A Comuna de Paris como dobra espacial

A Comuna abriu uma espécie de fenda no tempo histórico, diz Kristin Ross, em seu livro “Luxo Comunal: o imaginário político da Comuna de Paris”. Marx estava atento a isso, mas também a importantes implicações espaciais.

Para ele, o efeito mais importante e imediato dos diferentes modos de organização da vida social e econômica propostos pela Comuna foi dar maior visibilidade à existência de sociedades não capitalistas fora da Europa.

Na comuna camponesa russa, ele vê traços do "comunismo primitivo" que observara na Comuna de Paris: “indivíduos que se comportam não como trabalhadores, mas como membros de uma comunidade. Comunidade que também trabalha”.

Mas tanto num caso como no outro, Marx considerou sua primeira fraqueza o isolamento.

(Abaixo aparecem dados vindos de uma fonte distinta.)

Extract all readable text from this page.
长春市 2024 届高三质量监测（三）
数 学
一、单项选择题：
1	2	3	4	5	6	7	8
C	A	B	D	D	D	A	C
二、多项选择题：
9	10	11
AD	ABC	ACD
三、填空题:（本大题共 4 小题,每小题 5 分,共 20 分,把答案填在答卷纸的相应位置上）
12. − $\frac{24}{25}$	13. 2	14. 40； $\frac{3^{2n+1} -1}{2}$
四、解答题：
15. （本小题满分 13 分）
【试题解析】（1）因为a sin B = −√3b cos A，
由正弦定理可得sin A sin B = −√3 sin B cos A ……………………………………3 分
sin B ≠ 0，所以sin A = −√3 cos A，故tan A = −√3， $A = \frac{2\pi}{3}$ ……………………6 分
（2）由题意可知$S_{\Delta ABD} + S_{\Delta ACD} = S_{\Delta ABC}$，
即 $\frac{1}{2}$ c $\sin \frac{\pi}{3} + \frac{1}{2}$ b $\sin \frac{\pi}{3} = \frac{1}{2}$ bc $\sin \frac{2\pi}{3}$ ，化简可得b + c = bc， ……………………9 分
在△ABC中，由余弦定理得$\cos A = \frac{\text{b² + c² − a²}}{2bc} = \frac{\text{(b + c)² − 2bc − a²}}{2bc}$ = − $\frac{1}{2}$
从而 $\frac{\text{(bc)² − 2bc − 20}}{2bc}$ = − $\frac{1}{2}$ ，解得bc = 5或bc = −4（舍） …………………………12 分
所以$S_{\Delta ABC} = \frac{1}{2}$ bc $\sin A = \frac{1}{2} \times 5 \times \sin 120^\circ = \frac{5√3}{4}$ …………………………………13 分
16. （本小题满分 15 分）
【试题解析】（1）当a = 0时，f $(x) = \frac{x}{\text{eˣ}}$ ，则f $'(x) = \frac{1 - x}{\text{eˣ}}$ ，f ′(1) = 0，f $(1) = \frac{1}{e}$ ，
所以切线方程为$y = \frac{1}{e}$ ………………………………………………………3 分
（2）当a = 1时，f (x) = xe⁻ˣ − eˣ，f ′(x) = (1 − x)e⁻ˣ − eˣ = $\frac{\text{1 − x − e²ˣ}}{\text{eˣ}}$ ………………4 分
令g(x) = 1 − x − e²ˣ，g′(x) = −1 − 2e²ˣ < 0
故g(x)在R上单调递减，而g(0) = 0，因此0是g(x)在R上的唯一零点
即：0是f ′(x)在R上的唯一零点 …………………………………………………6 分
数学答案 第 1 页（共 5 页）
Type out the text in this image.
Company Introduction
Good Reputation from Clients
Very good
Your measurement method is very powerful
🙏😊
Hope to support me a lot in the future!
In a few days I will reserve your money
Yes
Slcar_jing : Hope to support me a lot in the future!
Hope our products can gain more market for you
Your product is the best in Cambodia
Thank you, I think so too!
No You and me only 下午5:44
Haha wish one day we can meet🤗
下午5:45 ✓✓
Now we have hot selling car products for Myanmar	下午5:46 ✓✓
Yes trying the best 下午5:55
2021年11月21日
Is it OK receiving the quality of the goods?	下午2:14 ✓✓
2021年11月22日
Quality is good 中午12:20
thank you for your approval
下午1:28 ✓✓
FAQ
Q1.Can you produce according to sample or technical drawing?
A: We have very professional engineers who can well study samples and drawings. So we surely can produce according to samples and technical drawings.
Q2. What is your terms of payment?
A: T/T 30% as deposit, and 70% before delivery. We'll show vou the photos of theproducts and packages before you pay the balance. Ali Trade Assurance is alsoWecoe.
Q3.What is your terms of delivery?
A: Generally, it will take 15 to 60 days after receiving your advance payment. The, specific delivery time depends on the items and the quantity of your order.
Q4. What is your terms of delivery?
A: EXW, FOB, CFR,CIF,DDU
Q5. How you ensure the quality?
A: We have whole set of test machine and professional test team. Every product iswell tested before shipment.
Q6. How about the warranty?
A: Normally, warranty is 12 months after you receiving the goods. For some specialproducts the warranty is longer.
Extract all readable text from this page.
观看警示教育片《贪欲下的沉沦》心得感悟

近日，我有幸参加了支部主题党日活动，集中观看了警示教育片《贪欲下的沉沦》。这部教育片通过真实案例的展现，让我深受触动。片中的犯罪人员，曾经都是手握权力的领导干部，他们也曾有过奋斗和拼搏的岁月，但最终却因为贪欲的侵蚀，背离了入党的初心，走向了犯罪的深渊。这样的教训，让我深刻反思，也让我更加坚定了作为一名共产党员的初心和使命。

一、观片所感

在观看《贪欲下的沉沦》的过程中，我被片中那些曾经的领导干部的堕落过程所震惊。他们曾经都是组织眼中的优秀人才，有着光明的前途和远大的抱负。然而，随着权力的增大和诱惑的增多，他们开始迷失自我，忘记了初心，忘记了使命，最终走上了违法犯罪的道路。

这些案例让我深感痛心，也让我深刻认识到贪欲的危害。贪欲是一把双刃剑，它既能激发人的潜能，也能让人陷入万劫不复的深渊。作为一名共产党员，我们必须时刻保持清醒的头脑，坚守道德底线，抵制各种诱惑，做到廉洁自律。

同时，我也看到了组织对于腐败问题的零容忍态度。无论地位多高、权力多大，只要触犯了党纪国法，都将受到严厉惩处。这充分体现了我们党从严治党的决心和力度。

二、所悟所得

As comunas podem se constituir como núcleos autônomos, mas, afirma a autora, sua sobrevivência depende de mediações relacionais. Aqui, bem antes de Gramsci e Mariátegui, e numa perspectiva bastante semelhante à que cada um deles desenvolveria 40 anos depois, Marx coloca a necessidade de uma aliança entre camponeses e operários, mas em escala mundial.

Para Marx, diz Kristin, a Comuna de Paris deu origem a um aprendizado prático no desenvolvimento de relações entre a cidade e o campo francês, depois entre o campo e o mundo além da Europa.

A realidade vivida no campo russo poderia doravante ser percebida em sua especificidade. Não como um território atrasado, segundo um modelo evolucionário, mas em meio à estreita interdependência global das transformações sociais: a cidade e o campo na escala do mundo.

Segundo Marx, a Comuna foi um assalto ao céu. Com direito a saltos temporais e dobras espaciais.

PS: As pílulas vão sofrer um lapso temporal de algumas semanas.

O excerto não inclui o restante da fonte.